Une tragédie politique sans précédent
Dans Le Figaro, l'historien et conseiller politique Maxime Tandonnet évoque une France au bord du précipice :
«Pour l'équipe dirigeante, la partie est déjà perdue, quelle qu'en soit l'issue. Pas question de reculade, dit-elle, car ce serait la fin du quinquennat. … Mais les autres scénarios ne sont pas meilleurs. … Après un tel désastre, qui croire et qui écouter dans la tempête ? Les oppositions sont, elles aussi, en pleine déconfiture. Les 'extrêmes' ne cessent de faire naufrage dans les extravagances et les provocations.

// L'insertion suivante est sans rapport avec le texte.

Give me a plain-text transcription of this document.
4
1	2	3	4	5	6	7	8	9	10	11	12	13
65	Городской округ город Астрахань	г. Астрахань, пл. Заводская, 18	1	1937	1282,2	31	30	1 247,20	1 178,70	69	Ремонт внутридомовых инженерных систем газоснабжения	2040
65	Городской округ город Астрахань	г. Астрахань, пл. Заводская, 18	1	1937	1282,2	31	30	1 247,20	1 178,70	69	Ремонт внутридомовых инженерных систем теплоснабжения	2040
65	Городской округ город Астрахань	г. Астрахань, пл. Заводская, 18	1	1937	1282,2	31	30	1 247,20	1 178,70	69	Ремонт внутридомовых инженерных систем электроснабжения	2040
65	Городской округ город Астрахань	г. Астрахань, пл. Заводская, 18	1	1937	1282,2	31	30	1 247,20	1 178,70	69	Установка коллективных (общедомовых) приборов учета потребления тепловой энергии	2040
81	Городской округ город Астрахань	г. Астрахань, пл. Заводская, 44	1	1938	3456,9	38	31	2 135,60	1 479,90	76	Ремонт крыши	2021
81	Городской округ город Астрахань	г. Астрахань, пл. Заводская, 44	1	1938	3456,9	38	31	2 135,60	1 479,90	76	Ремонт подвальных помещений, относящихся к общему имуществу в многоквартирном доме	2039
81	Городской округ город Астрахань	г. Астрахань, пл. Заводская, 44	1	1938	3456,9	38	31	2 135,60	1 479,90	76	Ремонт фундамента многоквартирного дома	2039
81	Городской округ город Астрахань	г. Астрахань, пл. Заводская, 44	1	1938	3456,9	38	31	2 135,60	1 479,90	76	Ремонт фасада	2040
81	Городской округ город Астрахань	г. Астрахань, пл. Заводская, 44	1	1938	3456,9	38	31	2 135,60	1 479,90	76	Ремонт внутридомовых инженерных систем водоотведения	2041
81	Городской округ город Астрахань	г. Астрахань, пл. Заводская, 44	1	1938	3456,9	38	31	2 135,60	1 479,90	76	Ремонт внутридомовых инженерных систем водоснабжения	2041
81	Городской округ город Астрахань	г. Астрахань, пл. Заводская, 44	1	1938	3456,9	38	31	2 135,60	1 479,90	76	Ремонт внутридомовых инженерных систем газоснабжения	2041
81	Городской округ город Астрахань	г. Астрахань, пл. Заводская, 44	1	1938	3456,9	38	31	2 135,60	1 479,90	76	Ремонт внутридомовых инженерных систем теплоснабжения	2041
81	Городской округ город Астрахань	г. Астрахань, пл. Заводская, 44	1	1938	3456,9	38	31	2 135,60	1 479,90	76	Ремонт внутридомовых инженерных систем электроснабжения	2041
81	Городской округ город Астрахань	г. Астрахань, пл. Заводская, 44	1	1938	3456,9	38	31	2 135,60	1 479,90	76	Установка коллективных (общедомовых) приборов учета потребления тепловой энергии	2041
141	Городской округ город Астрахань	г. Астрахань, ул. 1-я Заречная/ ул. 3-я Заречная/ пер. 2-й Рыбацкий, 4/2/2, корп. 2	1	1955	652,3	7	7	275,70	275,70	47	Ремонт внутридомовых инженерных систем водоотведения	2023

Mais, la droite dite de 'gouvernement' ne brille pas non plus par sa cohérence et son unité. … La France est plongée dans le chaos et les ténèbres d'un néant politique sans aucun précédent. En pleine crise de confiance, le pays est orphelin d'une autorité morale supérieure, d'une sagesse visionnaire et rassembleuse qui lui fait tant défaut aujourd'hui.»
Une bonne surprise
Le Premier ministre, Edouard Philippe, a trouvé un bon compromis, se réjouit Le Figaro :
«La tentation était grande, dans la tempête qui balaie la France, de céder à ceux qui, ... jugeaient secondaire d'assurer l'équilibre financier des retraites. ... [L]e premier ministre n'a pas succombé à cette facilité. Appliquer en douceur un âge pivot - pardon, d'équilibre - de 64 ans apparaît comme un compromis raisonnable, qui assure un financement pérenne de nos retraites. Au passage, la France ne restera pas le seul pays au monde à ignorer plus longtemps les lois de la démographie. La réforme, enfin, programme l'abrogation des régimes spéciaux, que plus rien ne justifie.»
Macron a perdu d'avance
Macron doit choisir entre la peste et le choléra, assure Leo Klimm, correspondant de Süddeutsche Zeitung à Paris pour les affaires économiques :
«Soit il fait passer la réforme au Parlement sans tenir compte des syndicats modérés ; dans ce cas, il passera pour un dirigeant qui divise un peu plus un pays déjà déchiré. Soit, après les premières concessions consenties mercredi, il décide également de renoncer à la hausse de l'âge de départ à la retraite, continue de diluer sa réforme et sacrifie potentiellement le Premier ministre ; il perdrait alors son bien le plus précieux : son identité politique de réformateur intrépide - et s'aliénerait alors sa base électorale.»